We may disclose information when required by competent authorities, court orders, or to establish, exercise, or defend legal claims. We do not sell personal data in the conventional sense of exchanging lists for monetary consideration, and we do not permit processors to use your order history for their own independent marketing unrelated to providing services to us.

International transfers

Our primary operations are in the United Kingdom. If a service provider processes data outside the UK or EEA, we rely on adequacy regulations where available, or otherwise implement standard contractual clauses approved for UK transfers together with supplementary measures such as encryption in transit, access logging, and contractual audit rights. Copies of relevant transfer mechanisms may be requested where we are legally permitted to share them.

Retention periods

Marketing consent logs and preference centres are retained while the consent remains valid and for a short period afterwards to demonstrate compliance, typically not exceeding twenty-four months after withdrawal unless a dispute requires longer storage.
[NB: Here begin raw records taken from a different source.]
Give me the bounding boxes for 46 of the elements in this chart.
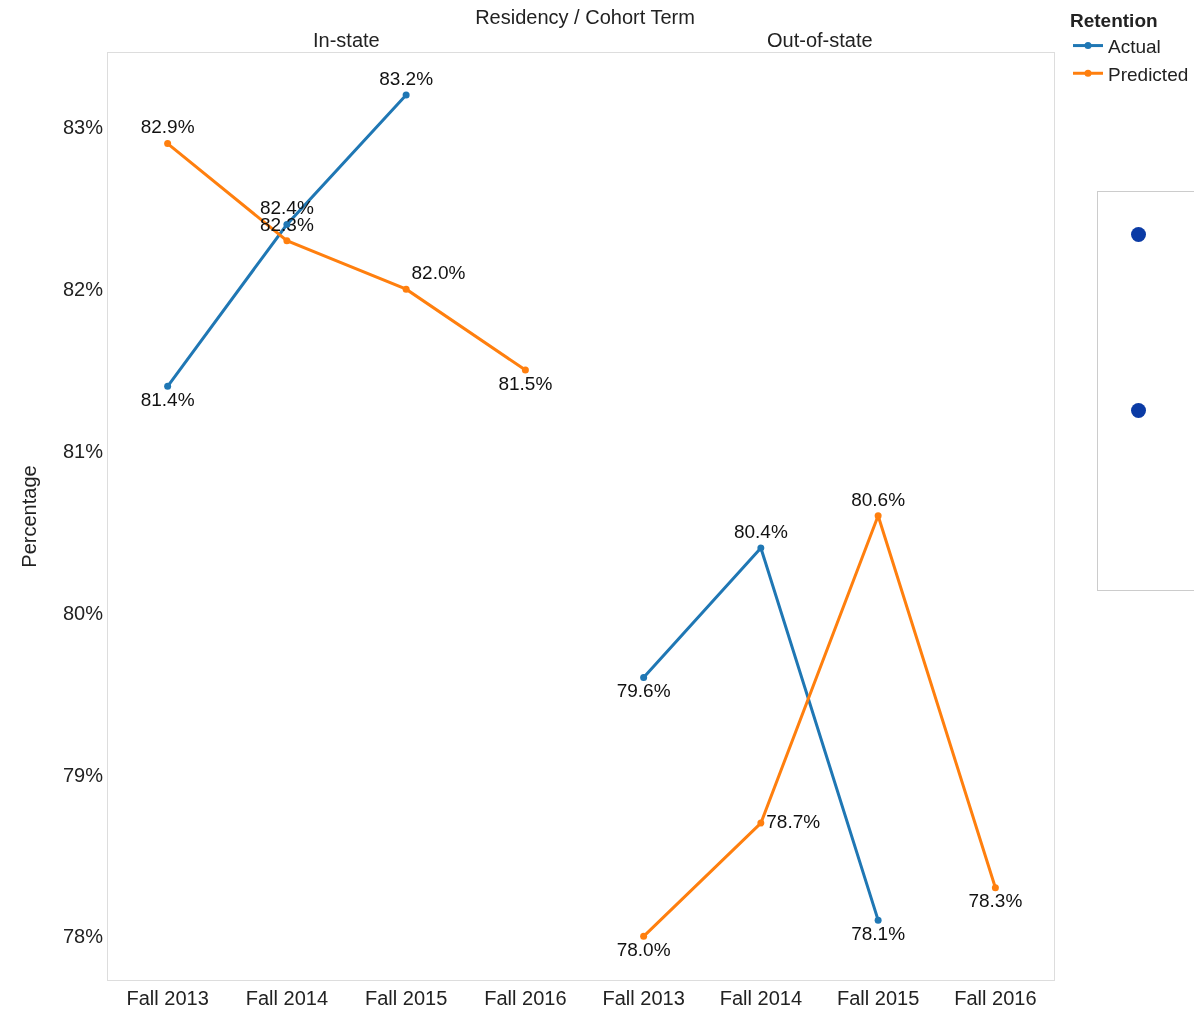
data-label: 78.1%	[851, 922, 906, 944]
legend-label: Predicted	[1108, 63, 1189, 85]
legend-title: Retention	[1070, 9, 1158, 31]
x-tick-label: Fall 2016	[484, 987, 567, 1009]
legend-label: Actual	[1108, 35, 1161, 57]
x-tick-label: Fall 2015	[364, 987, 448, 1009]
point	[757, 544, 765, 552]
point	[283, 237, 291, 245]
chart-subtitle: In-state	[313, 29, 380, 51]
data-label: 82.9%	[140, 116, 195, 138]
y-tick-label: 78%	[62, 925, 104, 948]
data-label: 81.4%	[140, 388, 195, 410]
data-label: 78.0%	[616, 938, 671, 960]
point	[757, 819, 765, 827]
y-tick-label: 79%	[62, 763, 104, 786]
y-tick-label: 83%	[62, 116, 104, 139]
x-tick-label: Fall 2013	[602, 987, 685, 1009]
point	[640, 932, 648, 940]
data-label: 79.6%	[616, 680, 671, 702]
data-label: 83.2%	[379, 67, 434, 89]
point	[164, 382, 172, 390]
point	[402, 91, 410, 99]
y-axis-title: Percentage	[18, 465, 41, 568]
point	[402, 285, 410, 293]
point	[874, 916, 882, 924]
data-label: 80.6%	[851, 488, 906, 510]
data-label: 78.3%	[968, 890, 1023, 912]
y-tick-label: 80%	[62, 601, 104, 624]
y-tick-label: 81%	[62, 439, 104, 462]
point	[640, 673, 648, 681]
data-label: 80.4%	[733, 520, 788, 542]
x-tick-label: Fall 2013	[126, 987, 209, 1009]
data-label: 82.0%	[411, 262, 466, 284]
point	[164, 140, 172, 148]
point	[521, 366, 529, 374]
x-tick-label: Fall 2015	[836, 987, 920, 1009]
chart-title: Residency / Cohort Term	[474, 6, 696, 29]
y-tick-label: 82%	[62, 278, 104, 301]
data-label: 81.5%	[498, 372, 553, 394]
point	[874, 512, 882, 520]
x-tick-label: Fall 2016	[954, 987, 1037, 1009]
x-tick-label: Fall 2014	[719, 987, 803, 1009]
point	[991, 884, 999, 892]
x-tick-label: Fall 2014	[245, 987, 329, 1009]
data-label: 78.7%	[766, 810, 821, 832]
chart-subtitle: Out-of-state	[767, 29, 873, 51]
Order and accounting records follow statutory retention periods commonly aligned with seven-year horizons for tax purposes where applicable. Server security logs with IP addresses may roll on a ninety-day cycle unless extended for incident investigation. Contact form messages are generally kept for twenty-four months unless linked to an ongoing complaint or legal process.

Security measures

We deploy HTTPS across the public site, enforce access controls on internal systems, encourage strong authentication for administrative accounts, maintain backups with encryption where supported, and patch dependencies according to risk. No system is perfectly secure; you should protect your devices, avoid reusing passwords across unrelated services, and report suspicious messages purporting to be from us.

Your rights

Subject to applicable exemptions, you may request access to your personal data, rectification of inaccuracies, erasure, restriction of processing, data portability for data you provided where processing is automated and based on contract or consent, and objection to processing based on legitimate interests including profiling within defined boundaries. You may also withdraw consent where processing relies on it.
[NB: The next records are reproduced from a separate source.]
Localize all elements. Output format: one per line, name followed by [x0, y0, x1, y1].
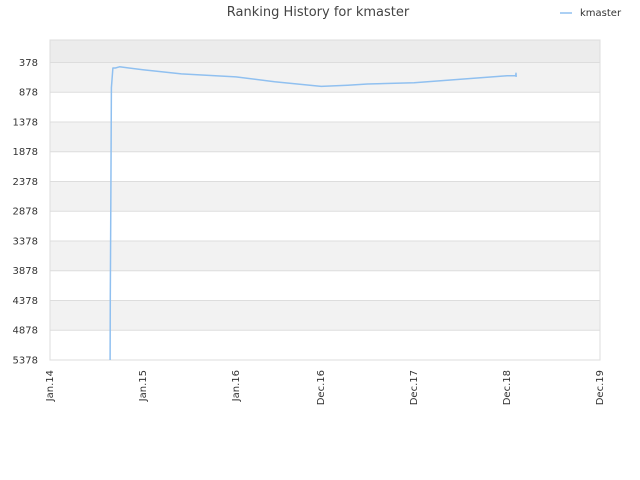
x-tick-label: Jan.15 — [138, 370, 149, 402]
y-tick-label: 378 — [19, 58, 38, 69]
plot-band — [50, 270, 600, 301]
y-tick-label: 2378 — [13, 177, 38, 188]
x-tick-label: Dec.17 — [409, 370, 420, 405]
plot-band — [50, 300, 600, 331]
y-tick-label: 3378 — [13, 236, 38, 247]
y-tick-label: 1378 — [13, 117, 38, 128]
plot-band — [50, 121, 600, 152]
plot-band — [50, 330, 600, 360]
x-tick-label: Jan.16 — [231, 370, 242, 402]
y-tick-label: 2878 — [13, 207, 38, 218]
x-tick-label: Dec.19 — [595, 370, 606, 405]
plot-band — [50, 151, 600, 182]
x-tick-label: Dec.16 — [316, 370, 327, 405]
x-tick-label: Jan.14 — [45, 370, 56, 402]
y-tick-label: 878 — [19, 88, 38, 99]
series-lines — [109, 66, 517, 361]
plot-band — [50, 62, 600, 93]
chart-title: Ranking History for kmaster — [227, 5, 410, 20]
plot-band — [50, 211, 600, 241]
legend-label-kmaster: kmaster — [580, 8, 622, 19]
plot-background-bands — [50, 40, 600, 360]
y-tick-label: 4878 — [13, 326, 38, 337]
plot-band-top — [50, 40, 600, 63]
x-axis-tick-labels: Jan.14 Jan.15 Jan.16 Dec.16 Dec.17 Dec.18 Dec.… — [45, 370, 606, 405]
legend: kmaster — [560, 8, 622, 19]
y-tick-label: 3878 — [13, 266, 38, 277]
y-tick-label: 4378 — [13, 296, 38, 307]
y-axis-tick-labels: 378 878 1378 1878 2378 2878 3378 3878 4378 4878 53… — [13, 58, 38, 367]
plot-band — [50, 92, 600, 122]
y-tick-label: 5378 — [13, 356, 38, 367]
x-tick-label: Dec.18 — [502, 370, 513, 405]
plot-frame — [49, 39, 601, 361]
plot-band — [50, 240, 600, 271]
y-tick-label: 1878 — [13, 147, 38, 158]
plot-band — [50, 181, 600, 212]
series-line-kmaster — [109, 66, 517, 361]
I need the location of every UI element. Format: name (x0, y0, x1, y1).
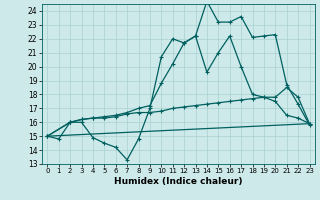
X-axis label: Humidex (Indice chaleur): Humidex (Indice chaleur) (114, 177, 243, 186)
We will respond within one month in ordinary cases, extendable by two further months where requests are complex, informing you of any extension and reasons. Identity verification may be required to prevent disclosure to impersonators. Automated decision-making that produces legal or similarly significant effects is not a core part of our current retail model; should that change, we will update this policy and provide meaningful information about logic and consequences.
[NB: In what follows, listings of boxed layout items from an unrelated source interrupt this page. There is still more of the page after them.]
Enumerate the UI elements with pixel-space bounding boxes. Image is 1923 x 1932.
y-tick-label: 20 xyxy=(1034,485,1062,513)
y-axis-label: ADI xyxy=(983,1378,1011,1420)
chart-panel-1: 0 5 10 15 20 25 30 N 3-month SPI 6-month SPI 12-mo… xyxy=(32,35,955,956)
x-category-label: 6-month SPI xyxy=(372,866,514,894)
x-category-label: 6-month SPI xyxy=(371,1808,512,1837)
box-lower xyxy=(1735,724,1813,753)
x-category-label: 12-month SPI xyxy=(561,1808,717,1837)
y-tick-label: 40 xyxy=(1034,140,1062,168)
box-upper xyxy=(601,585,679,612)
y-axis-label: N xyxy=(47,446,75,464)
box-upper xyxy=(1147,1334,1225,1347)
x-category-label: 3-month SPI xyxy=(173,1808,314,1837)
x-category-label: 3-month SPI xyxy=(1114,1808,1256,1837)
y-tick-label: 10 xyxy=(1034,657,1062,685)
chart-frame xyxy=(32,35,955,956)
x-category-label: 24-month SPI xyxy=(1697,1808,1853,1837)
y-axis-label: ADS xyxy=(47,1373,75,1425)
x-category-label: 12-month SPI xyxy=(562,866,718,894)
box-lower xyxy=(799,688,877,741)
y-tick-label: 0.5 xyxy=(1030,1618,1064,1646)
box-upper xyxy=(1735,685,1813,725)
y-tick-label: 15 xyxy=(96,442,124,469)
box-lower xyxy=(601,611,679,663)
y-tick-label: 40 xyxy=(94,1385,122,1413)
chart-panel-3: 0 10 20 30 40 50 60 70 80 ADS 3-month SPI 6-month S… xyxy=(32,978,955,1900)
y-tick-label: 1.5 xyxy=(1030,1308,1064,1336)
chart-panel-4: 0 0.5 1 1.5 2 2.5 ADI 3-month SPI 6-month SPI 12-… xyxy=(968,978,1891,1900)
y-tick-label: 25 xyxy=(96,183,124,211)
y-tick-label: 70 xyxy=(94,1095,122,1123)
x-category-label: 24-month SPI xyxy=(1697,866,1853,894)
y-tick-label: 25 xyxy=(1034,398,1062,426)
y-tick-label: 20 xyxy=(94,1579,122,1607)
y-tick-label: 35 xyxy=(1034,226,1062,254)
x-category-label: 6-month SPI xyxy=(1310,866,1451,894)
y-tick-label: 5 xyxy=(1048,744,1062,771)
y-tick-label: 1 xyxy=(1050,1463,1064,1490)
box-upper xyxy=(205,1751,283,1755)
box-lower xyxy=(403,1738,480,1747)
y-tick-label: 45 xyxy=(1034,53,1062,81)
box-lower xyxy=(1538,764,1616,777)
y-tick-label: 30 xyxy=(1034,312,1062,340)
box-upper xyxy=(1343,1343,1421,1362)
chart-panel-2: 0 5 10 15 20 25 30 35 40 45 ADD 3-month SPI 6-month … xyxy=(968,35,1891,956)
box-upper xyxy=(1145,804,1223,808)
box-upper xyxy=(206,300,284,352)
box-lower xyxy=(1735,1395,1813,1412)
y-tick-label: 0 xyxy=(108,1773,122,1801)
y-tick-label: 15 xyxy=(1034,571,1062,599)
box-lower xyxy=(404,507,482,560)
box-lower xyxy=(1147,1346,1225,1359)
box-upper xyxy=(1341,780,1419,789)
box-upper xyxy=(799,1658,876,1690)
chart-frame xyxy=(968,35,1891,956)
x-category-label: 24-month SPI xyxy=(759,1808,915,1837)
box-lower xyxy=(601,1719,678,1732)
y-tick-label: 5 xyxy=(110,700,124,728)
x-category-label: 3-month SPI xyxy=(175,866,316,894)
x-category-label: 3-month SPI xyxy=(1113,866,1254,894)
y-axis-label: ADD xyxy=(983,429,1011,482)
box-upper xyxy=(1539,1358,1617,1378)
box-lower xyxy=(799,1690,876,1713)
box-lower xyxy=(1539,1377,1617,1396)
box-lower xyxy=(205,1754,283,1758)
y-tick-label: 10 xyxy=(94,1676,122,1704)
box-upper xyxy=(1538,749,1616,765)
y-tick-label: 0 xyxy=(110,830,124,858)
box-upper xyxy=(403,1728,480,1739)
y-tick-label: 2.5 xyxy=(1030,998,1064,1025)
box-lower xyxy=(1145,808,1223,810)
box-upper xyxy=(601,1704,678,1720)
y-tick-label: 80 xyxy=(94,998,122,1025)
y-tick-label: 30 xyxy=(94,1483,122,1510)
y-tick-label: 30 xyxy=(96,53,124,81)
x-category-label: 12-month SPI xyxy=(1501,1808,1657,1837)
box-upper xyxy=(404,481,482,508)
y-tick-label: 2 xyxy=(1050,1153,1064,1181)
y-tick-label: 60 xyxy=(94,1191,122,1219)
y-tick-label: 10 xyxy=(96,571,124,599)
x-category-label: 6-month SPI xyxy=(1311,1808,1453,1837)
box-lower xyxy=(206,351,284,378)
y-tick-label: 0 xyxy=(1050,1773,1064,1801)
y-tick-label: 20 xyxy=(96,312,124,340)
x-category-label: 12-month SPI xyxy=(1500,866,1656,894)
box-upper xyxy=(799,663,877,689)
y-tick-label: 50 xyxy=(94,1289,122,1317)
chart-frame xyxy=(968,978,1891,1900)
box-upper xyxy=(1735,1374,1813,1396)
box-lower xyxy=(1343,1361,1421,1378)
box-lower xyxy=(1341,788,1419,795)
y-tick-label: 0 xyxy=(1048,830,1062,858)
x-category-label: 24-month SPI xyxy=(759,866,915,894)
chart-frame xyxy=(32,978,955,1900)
Complaints to supervisory authorities

If you believe our processing infringes data protection law, you may lodge a complaint with the Information Commissioner’s Office in the United Kingdom or, if you reside in the EEA, with your local supervisory authority. We appreciate the opportunity to resolve concerns directly first through talk@phivraxnkraxer.world.

Changes to this policy

We revise this Privacy Policy when our practices, products, or legal requirements evolve. Material updates will be reflected here with a revised “Last updated” date generated dynamically when you load the page. Significant changes affecting existing customers may also be communicated by email where we hold a valid address and the change requires proactive notice.